Dickens is the celebrity of his age, and the film is at its best in livelier moments when his gregariousness and star quality are to the fore, but in truth Nelly is a bit of a drip.

In the end it's Scanlan who impresses most, and the best that can be said of the rest is that it all takes place in very nicely appointed Victorian drawing rooms and theatres, but generally this is dreary stuff.

See it if you liked: Shadowlands, The Duchess, Anna Karenina

Dallas Buyers Club (15, 117 mins)

Director: Jean-Marc Vallée

3 stars

Matthew McConaughey has received his first Oscar nomination and is favourite to win the award for his impressive portrayal here of Ron Woodroof, a hard-living Texas man who was diagnosed with AIDS in 1985 and given a month to live.

Refusing to accept this, he seeks out treatments, but when the drug being trialled turns out to be more toxic than helpful, he's forced to go further afield for alternatives.

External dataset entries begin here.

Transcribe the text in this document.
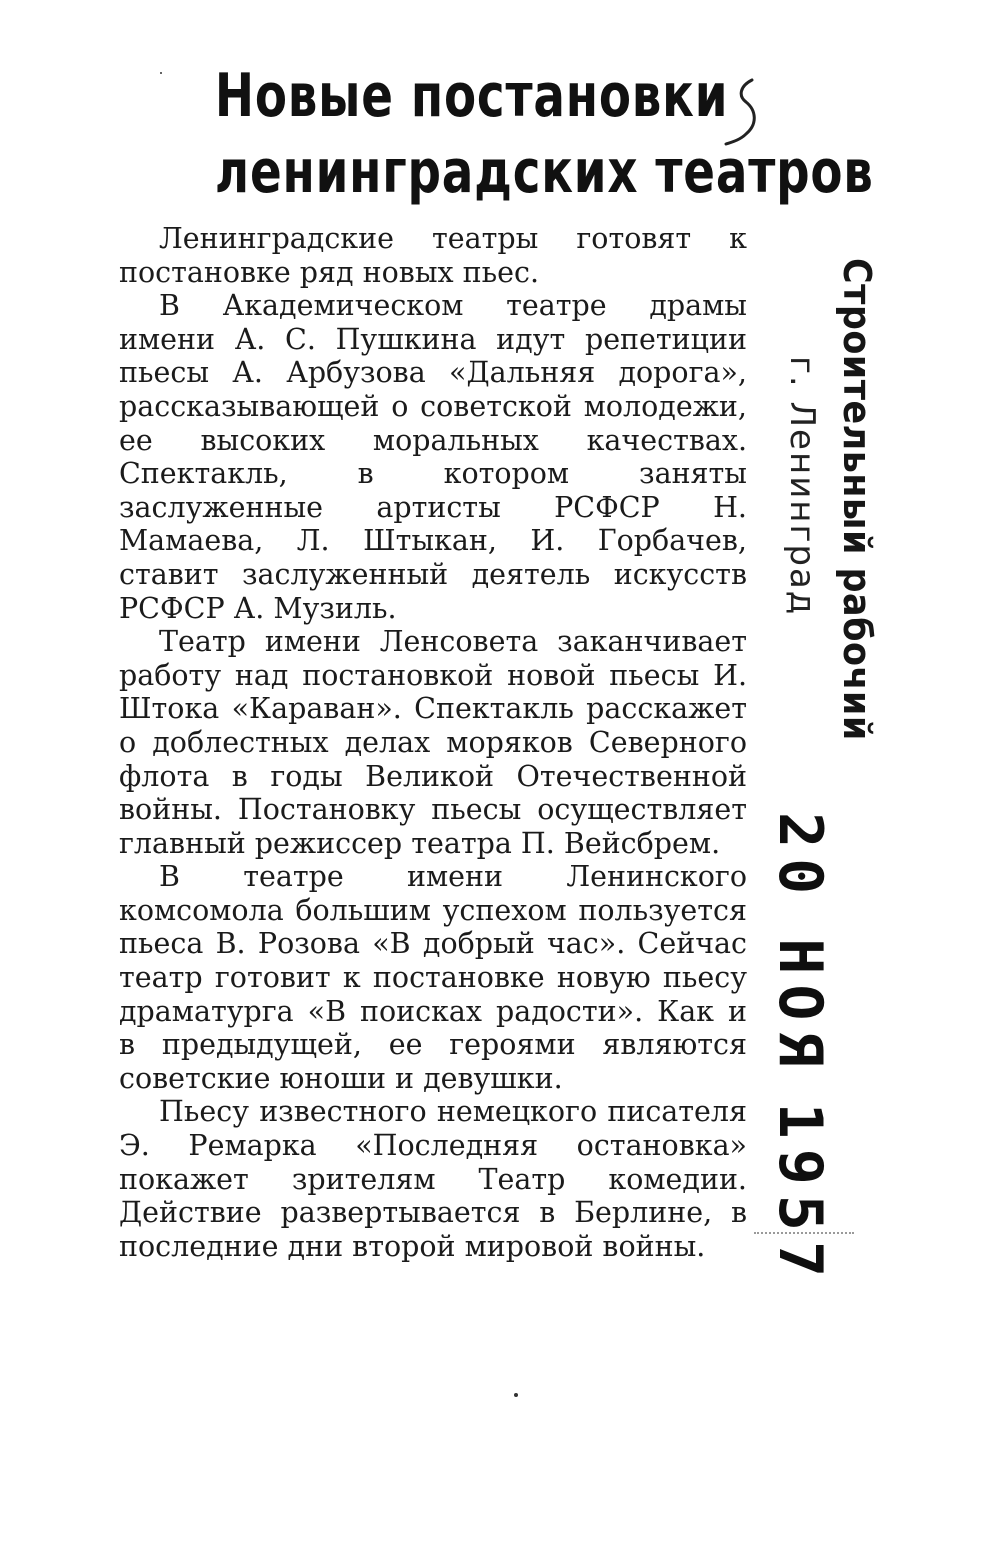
Новые постановки
ленинградских театров

Ленинградские театры готовят к постановке ряд новых пьес.

В Академическом театре драмы имени А. С. Пушкина идут репетиции пьесы А. Арбузова «Дальняя дорога», рассказывающей о советской молодежи, ее высоких моральных качествах. Спектакль, в котором заняты заслуженные артисты РСФСР Н. Мамаева, Л. Штыкан, И. Горбачев, ставит заслуженный деятель искусств РСФСР А. Музиль.

Театр имени Ленсовета заканчивает работу над постановкой новой пьесы И. Штока «Караван». Спектакль расскажет о доблестных делах моряков Северного флота в годы Великой Отечественной войны. Постановку пьесы осуществляет главный режиссер театра П. Вейсбрем.

В театре имени Ленинского комсомола большим успехом пользуется пьеса В. Розова «В добрый час». Сейчас театр готовит к постановке новую пьесу драматурга «В поисках радости». Как и в предыдущей, ее героями являются советские юноши и девушки.

Пьесу известного немецкого писателя Э. Ремарка «Последняя остановка» покажет зрителям Театр комедии. Действие развертывается в Берлине, в последние дни второй мировой войны.

Строительный рабочий
г. Ленинград
20НОЯ1957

This leads him to Mexico where he finds medications that work on him, and he quickly realises there's money to be made in selling it in the States.

To get around legal difficulties, he sets up a club where people pay a monthly fee then receive the drugs for free.

Though it rightfully pours scorn on the monetary reasons involved for why certain pharmaceuticals are given preferential treatment over others, in most regards this is a fairly standard tale of someone, at first self-serving, learning to do the right thing for the benefit of other people.

It's raised by the performance of McConaughey, which is not only a physically remarkable one thanks to his skeletal appearance, but the spirit and drive he invests in Ron gives a thumping heart to a film that is otherwise pretty routine.